While classifications can be done by hand or via custom built spreadsheets, these approaches are time consuming, difficult to maintain and to audit. The introduction of commercial software in 2010 allowed users to concentrate on what is in the waste rather than how to carry out the calculations.

==Commercial software==
- Hazwasteonline is a Software as a service resource, accessed over the internet using any modern browser. The software contains all twenty chapters of the EWC and all four thousand plus substances from Table 3.2 of the CLP Regulation. Users can also add their own substances, design templates to suit different waste streams, cut-n-paste from spreadsheets and generate detailed (auditable), PDF-based classification reports that can be submitted to waste management companies. The software also allows users to share their data and supporting documents with other parties, all on-line; meaning that the data are entered once and then re-used.

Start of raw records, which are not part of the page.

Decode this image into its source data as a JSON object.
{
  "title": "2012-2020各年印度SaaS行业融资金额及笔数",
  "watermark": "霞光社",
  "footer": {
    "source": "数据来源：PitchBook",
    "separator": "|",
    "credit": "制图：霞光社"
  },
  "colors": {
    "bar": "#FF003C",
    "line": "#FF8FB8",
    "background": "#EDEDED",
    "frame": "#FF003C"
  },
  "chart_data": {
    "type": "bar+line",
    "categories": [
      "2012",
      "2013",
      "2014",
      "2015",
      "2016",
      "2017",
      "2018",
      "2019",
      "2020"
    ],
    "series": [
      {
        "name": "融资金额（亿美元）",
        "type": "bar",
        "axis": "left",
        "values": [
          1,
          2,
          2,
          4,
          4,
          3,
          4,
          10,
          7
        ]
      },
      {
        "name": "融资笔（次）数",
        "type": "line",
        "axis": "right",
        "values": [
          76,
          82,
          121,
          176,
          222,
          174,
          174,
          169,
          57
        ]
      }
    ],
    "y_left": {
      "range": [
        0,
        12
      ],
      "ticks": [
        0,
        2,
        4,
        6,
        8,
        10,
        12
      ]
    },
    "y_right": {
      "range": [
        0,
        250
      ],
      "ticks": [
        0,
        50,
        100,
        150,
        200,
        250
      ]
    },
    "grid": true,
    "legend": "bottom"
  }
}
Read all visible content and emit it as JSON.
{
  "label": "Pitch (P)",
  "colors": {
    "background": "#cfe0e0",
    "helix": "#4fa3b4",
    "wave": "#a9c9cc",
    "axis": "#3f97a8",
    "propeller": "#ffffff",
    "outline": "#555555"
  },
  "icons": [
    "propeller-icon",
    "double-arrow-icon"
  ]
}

==Waste acceptance criteria==
After the waste has been classified as either hazardous or non hazardous, it can then be assessed with respect to disposal. One of the routes for disposal is to landfill.

Under the Landfill Directive (1999/31/EC), landfills are classified according to whether they can accept hazardous, non-hazardous or inert wastes and wastes can only be accepted at a landfill if they meet the waste acceptance criteria (WAC) for that class of landfill.

To assess against a landfill's WAC, representative samples of the waste are sent to a laboratory for WAC testing (leachate tests). The analysis is needed to demonstrate that as a hazardous waste, or a stable, non reactive hazardous waste, or an inert waste, any load of waste meets the appropriate landfill waste acceptance criteria. The landfill WAC are maximum limits which must not be exceeded and should be viewed as treatment specifications for landfill.